The data was analyzed using a statistical student t-test. The student t -test assesses whether the means of two samples are statistically different from each other [20]. The study design allowed for pairs of data to be analyzed together. For this reason, the simple t-test was an appropriate statistical test. An ANOVA (analysis of variance) tests whether there are differences between three or more unrelated groups [21]. This was inapplicable to our study analysis.
The participants in this study were able to maintain a specific heart rate while running intervals. When the participants were wearing minimalist shoes they ran the distance in a shorter time period than when they ran in motion control foam core shoes. One might argue that the study participants were able to run faster in minimalist shoes due to participating in a consistent physical exercise program over the course of 8 weeks. By having the subjects alternate their shoes on a given day (Phase III of the study), the improvement in fitness levels was accounted for. The study participants were all able to run faster in minimalist shoes than motion control foam core shoes. This supports our hypothesis that running in a minimalist shoe allows the runner to traverse distances faster than when they are using traditional foam core shoes.

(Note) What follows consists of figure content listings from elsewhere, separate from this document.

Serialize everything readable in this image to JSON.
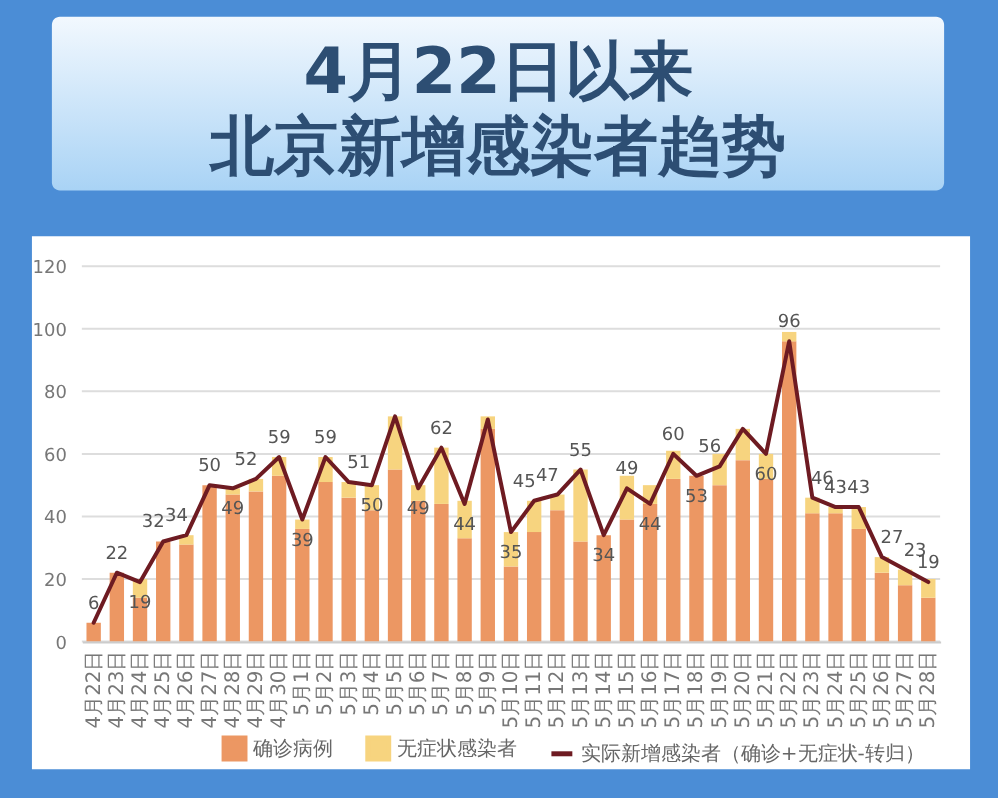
{
  "chart_data": {
    "type": "bar",
    "title": "4月22日以来",
    "subtitle": "北京新增感染者趋势",
    "categories": [
      "4月22日",
      "4月23日",
      "4月24日",
      "4月25日",
      "4月26日",
      "4月27日",
      "4月28日",
      "4月29日",
      "4月30日",
      "5月1日",
      "5月2日",
      "5月3日",
      "5月4日",
      "5月5日",
      "5月6日",
      "5月7日",
      "5月8日",
      "5月9日",
      "5月10日",
      "5月11日",
      "5月12日",
      "5月13日",
      "5月14日",
      "5月15日",
      "5月16日",
      "5月17日",
      "5月18日",
      "5月19日",
      "5月20日",
      "5月21日",
      "5月22日",
      "5月23日",
      "5月24日",
      "5月25日",
      "5月26日",
      "5月27日",
      "5月28日"
    ],
    "stacked": true,
    "series": [
      {
        "name": "确诊病例",
        "color": "#ec9763",
        "values": [
          6,
          22,
          14,
          32,
          31,
          50,
          47,
          48,
          53,
          36,
          51,
          46,
          42,
          55,
          45,
          44,
          33,
          68,
          24,
          35,
          42,
          32,
          34,
          39,
          44,
          52,
          53,
          50,
          58,
          52,
          96,
          41,
          41,
          36,
          22,
          18,
          14
        ]
      },
      {
        "name": "无症状感染者",
        "color": "#f7d47f",
        "values": [
          0,
          0,
          6,
          0,
          3,
          0,
          2,
          4,
          6,
          3,
          8,
          5,
          8,
          17,
          5,
          18,
          12,
          4,
          11,
          10,
          5,
          23,
          0,
          14,
          6,
          9,
          0,
          10,
          10,
          8,
          3,
          5,
          2,
          7,
          5,
          5,
          6
        ]
      },
      {
        "name": "实际新增感染者（确诊+无症状-转归）",
        "type": "line",
        "color": "#6e1b22",
        "values": [
          6,
          22,
          19,
          32,
          34,
          50,
          49,
          52,
          59,
          39,
          59,
          51,
          50,
          72,
          49,
          62,
          44,
          71,
          35,
          45,
          47,
          55,
          34,
          49,
          44,
          60,
          53,
          56,
          68,
          60,
          96,
          46,
          43,
          43,
          27,
          23,
          19
        ],
        "value_labels": [
          "6",
          "22",
          "19",
          "32",
          "34",
          "50",
          "49",
          "52",
          "59",
          "39",
          "59",
          "51",
          "50",
          null,
          "49",
          "62",
          "44",
          null,
          "35",
          "45",
          "47",
          "55",
          "34",
          "49",
          "44",
          "60",
          "53",
          "56",
          null,
          "60",
          "96",
          "46",
          "43",
          "43",
          "27",
          "23",
          "19"
        ]
      }
    ],
    "ylim": [
      0,
      120
    ],
    "yticks": [
      0,
      20,
      40,
      60,
      80,
      100,
      120
    ],
    "grid": "y",
    "legend": "bottom"
  }
}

One participant (participant 22) exhibited difficulty adjusting to the minimalist running style of shorter strides and midfoot/ forefoot strike. This highlights the importance of using caution when transitioning to minimalist shoes from traditional motion control foam core shoes. It should be noted that after the threeweek transition of phase III, participant 22 was able to inprovements in speed and running efficiency. Fuller et al. [22] have shown that transitioning to minimalist shoes from traditional foam core running shoes must be done gradually to avoid injury. Their meta-analysis of the current literature showed that there was no standard protocol for transitioning [22]. In our study we chose a 3-week transition where the participants alternated their shoes after the participants attended a clinic on running form and proper biomechanics. The authors believe this resulted in no injuries being reported after the complete transition to minimalist shoes was achieved. In a survey of Chicago area runners, the fear of developing an injury was given as the main reason for not transitioning to a minimalist-type running shoe [23]. After a review of the literature by Perkins et al. [24], the authors concluded that no conclusions can be drawn regarding specific risks or benefits to running barefoot, shod, or in minimalist shoes due to the lack of what the authors defined as high-quality evidence.

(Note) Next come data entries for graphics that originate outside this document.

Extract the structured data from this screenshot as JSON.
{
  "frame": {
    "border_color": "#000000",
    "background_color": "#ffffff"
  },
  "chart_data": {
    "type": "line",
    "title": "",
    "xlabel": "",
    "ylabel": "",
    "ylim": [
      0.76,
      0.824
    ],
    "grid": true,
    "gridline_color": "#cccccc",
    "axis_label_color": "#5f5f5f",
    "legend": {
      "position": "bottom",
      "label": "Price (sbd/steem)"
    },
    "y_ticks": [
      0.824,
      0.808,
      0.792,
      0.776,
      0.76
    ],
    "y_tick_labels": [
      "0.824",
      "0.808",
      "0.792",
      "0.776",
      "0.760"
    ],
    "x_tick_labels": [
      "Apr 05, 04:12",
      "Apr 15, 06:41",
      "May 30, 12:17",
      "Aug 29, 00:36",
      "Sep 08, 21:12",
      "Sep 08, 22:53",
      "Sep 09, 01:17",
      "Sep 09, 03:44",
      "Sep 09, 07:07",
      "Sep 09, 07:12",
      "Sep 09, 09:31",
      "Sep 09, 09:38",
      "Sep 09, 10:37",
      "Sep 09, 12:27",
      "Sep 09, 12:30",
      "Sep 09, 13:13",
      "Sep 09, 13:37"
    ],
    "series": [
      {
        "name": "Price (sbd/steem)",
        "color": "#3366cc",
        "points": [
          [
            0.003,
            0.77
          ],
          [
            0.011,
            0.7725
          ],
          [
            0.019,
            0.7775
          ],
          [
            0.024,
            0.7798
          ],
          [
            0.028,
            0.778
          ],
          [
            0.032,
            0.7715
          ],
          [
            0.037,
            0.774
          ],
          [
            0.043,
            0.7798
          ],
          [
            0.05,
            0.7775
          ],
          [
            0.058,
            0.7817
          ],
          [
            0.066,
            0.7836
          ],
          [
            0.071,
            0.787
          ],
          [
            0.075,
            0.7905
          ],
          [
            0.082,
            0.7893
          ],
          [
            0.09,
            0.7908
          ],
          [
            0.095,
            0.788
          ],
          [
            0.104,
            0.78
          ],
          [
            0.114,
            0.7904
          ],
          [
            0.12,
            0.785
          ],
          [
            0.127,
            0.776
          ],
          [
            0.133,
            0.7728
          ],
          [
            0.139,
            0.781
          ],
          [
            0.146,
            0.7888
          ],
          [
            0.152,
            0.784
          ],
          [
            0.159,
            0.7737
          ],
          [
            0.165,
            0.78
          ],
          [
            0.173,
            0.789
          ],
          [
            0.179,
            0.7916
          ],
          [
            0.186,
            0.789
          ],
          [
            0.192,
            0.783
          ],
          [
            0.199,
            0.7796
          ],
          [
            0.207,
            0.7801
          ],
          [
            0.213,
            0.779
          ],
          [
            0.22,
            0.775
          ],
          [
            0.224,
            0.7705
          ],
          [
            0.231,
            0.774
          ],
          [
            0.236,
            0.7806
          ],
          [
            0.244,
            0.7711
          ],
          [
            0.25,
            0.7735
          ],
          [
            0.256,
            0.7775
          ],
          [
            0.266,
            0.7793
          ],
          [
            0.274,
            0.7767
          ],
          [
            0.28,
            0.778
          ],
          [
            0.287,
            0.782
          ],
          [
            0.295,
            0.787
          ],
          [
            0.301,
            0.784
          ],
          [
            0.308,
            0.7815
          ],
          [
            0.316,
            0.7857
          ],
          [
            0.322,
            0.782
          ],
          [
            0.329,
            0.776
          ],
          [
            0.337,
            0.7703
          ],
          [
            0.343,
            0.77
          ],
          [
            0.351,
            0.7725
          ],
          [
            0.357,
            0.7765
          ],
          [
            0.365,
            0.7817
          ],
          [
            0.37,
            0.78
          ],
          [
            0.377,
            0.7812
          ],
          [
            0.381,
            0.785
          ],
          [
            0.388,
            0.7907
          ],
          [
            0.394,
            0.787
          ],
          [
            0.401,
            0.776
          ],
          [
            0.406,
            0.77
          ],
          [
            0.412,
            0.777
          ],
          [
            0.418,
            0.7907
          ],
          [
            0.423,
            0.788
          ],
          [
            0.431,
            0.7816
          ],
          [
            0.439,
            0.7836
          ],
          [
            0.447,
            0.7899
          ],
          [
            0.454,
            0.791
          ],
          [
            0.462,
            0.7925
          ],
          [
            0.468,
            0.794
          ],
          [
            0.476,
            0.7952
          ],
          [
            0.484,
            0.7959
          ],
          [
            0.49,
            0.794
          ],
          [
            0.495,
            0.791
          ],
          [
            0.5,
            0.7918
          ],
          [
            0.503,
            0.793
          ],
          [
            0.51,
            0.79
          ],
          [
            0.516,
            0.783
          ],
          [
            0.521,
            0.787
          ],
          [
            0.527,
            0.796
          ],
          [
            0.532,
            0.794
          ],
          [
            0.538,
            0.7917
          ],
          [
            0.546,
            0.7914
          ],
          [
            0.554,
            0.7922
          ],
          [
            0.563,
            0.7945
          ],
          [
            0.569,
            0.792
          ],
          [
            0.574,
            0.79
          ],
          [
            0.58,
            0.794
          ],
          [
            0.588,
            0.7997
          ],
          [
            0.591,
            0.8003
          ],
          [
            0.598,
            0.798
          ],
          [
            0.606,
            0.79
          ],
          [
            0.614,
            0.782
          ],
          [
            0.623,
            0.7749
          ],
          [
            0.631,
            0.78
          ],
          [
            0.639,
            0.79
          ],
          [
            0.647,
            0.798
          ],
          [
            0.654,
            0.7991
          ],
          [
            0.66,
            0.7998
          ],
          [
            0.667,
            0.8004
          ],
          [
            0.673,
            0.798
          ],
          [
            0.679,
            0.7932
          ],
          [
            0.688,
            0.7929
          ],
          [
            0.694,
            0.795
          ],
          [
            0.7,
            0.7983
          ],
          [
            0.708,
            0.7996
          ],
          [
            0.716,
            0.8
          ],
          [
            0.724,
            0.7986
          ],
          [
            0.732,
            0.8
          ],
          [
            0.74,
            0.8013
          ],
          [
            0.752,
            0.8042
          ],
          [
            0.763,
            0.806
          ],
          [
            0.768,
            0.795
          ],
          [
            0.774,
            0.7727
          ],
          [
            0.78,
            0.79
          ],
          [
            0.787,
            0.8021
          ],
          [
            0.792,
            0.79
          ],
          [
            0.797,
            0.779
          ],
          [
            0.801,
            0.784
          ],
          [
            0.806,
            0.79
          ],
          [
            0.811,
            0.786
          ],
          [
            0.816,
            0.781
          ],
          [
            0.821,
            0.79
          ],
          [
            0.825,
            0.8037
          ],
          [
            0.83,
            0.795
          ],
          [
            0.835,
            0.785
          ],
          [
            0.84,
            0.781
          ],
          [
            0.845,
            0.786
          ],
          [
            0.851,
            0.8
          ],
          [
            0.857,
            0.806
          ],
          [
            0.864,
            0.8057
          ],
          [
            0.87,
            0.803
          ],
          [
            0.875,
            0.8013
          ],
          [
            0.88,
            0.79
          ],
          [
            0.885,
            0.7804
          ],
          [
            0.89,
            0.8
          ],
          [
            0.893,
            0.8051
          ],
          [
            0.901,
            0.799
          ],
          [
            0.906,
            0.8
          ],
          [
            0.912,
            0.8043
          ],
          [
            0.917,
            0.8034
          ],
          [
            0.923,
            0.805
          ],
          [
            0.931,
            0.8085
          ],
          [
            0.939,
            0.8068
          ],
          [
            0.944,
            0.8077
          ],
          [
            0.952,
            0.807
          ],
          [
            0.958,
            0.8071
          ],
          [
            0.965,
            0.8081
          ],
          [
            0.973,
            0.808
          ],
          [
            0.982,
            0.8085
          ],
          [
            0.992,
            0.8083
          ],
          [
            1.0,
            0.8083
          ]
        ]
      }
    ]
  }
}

This study confirms that at comparable perceived effort when the performance of athletes using minimalist shoes was compared with the performance of the same athletes using tradition motion control foam core shoes, the performance measured in minimalist running shoes demonstrated greater speed and efficiency.

Acknowledgment

The authors gratefully acknowledge the work of Amy Roberts, Ph.D., whose original unpublished study of Newton Running Shoe technology in 2006 prior to her untimely death was of invaluable assistance in formulating the conclusions presented in this paper. The authors also acknowledge that the heart rate monitors were donated by Polar Electro Inc. and the shoes for the study were donated by Newton Running.